Thursday, January 26, 2006

This post might be illegal in Nigeria

I suppose I should withdraw my suggestion that Nigeria's President Obasanjo serve another term as African Union chair. Musings of a Naijaman and Black Looks blogs both comment on a shocking anti-gay bill proposed by the Obasanjo's government.

The bill would order a five year jail sentence for anyone who has a gay wedding or officiates at one.

The bill doesn't merely ban gay unions recognized by the state, it would ban gay unions performed by churches as well.

Gay acts are already illegal in Nigeria.

But freedom of religion and the right to privacy are not the only freedoms under assault, but freedom of speech as well.

Justice Minister Bayo Ojo said the law would also ban "any form of protest to press for rights or recognition" by homosexuals.

This is perhaps the most astonishing provision of this hideous bill. It wouldn't merely ban gay rights, but it would ban people from agitating for gay rights.

What makes this more shocking is that Nigeria is no longer run by a brutal military dictatorship. It's a country supposedly run by democracy, constitutionalism and the rule of law.

It's not clear if this bill would be in violation of the Nigerian Federal Constitution.

Section 39 (1) of the document states: Every person shall be entitled to freedom of expression, including freedom to hold opinions and to receive and impart ideas and information without interference.

However, Section 45 essentially renders this 'freedom' meaningless: Nothing in sections 37, 38, 39, 40 and 41 of this Constitution shall invalidate any law that is reasonably justifiable in a democratic society in the interest of defence, public safety, public order, public morality or public health.

One can certainly argue about the state not recognizing gay unions. But when a government that claims to be civilized and democratic attempts to ban peaceful political activism, particularly when it's to ensure that all citizens are treated equally, that government is no longer civilized or democratic.

It's one thing to ban gay unions or gay rights. But once you criminalizes freedom of expression, you've crossed a fundamental threshold in a democratic state: the supposedly democratic federal government of Nigeria essentially wants to criminialize politics.

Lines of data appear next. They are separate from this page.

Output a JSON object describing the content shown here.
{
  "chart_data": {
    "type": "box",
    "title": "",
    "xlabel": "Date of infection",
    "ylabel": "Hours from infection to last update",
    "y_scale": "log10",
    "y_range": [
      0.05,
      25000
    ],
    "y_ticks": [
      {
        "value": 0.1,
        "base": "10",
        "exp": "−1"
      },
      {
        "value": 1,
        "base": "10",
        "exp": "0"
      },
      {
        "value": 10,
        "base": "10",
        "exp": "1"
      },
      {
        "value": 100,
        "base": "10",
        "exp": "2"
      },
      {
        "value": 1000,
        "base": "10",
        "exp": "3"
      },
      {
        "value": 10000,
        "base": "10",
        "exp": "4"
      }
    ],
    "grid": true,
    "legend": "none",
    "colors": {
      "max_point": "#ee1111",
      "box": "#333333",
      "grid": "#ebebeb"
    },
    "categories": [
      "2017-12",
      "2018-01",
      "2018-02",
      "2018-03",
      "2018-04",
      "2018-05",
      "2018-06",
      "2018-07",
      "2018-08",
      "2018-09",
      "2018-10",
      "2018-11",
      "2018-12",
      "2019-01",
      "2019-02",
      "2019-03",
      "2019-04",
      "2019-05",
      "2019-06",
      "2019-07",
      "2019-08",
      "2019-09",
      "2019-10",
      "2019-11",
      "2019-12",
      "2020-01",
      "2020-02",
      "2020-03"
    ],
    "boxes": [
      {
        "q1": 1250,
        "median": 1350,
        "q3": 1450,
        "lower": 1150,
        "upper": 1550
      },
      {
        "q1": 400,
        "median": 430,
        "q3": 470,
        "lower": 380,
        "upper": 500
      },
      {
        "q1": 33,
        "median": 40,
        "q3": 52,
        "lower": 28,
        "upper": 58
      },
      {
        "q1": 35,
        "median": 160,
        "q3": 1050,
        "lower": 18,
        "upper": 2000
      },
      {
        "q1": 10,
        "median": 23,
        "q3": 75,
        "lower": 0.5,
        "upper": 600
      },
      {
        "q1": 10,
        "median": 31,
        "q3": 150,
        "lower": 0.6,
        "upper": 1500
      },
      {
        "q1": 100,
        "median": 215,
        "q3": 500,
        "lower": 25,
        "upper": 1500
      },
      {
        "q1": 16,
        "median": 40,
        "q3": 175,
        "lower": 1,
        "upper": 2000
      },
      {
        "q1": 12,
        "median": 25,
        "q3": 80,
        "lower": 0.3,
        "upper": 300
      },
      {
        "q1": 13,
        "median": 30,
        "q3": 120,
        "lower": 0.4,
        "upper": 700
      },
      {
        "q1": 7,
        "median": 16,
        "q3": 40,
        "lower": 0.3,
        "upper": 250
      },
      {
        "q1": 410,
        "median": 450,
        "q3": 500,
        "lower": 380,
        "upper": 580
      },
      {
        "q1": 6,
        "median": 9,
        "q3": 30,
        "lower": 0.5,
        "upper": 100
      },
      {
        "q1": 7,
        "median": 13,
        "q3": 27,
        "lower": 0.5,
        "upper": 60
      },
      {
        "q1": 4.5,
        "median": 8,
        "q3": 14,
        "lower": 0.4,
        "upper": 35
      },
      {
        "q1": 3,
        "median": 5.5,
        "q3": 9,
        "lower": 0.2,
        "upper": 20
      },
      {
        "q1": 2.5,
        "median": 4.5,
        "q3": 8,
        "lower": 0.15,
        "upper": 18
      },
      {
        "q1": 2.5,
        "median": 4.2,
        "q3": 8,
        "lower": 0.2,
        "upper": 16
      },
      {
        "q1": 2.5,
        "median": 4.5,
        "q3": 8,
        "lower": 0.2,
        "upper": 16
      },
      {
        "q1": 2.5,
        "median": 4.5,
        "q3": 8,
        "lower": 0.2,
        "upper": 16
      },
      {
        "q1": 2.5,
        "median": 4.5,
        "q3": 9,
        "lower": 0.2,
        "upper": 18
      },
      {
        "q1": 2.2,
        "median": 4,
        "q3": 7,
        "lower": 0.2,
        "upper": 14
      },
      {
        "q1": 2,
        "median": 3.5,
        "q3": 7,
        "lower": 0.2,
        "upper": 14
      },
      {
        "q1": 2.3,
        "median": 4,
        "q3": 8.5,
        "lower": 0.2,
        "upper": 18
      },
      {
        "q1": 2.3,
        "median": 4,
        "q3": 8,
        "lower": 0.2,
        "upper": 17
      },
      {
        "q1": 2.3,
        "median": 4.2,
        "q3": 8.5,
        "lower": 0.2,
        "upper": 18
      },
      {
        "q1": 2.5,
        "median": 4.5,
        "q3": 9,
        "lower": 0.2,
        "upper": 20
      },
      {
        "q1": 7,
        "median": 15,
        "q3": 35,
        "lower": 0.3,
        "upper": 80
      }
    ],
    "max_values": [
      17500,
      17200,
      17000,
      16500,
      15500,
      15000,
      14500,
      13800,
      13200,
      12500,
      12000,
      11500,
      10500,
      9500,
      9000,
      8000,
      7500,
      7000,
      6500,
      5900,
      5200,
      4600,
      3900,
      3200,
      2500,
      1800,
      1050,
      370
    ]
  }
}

It's even more hypocritical when you know that the current president of Nigeria was imprisoned by his dictatorial predecessor in the 1990s for doing exactly what this bill proposes criminalizing: practicing freedom of expression to denounce fundamental violations of human rights.

The internationally community rightly condemned the Muslim states of northern Nigeria for using Sharia law as a pretext to stone women for being raped and for banning women from public transport. Surely the world must condemn this terrible bill being puhsed by the predominantly Christian federal government, on the urging of vocal Christian clergy.

Anyone who believes in freedom, democracy, human rights must denouncing this sickening assault by the Nigerian government to ban peaceful activism.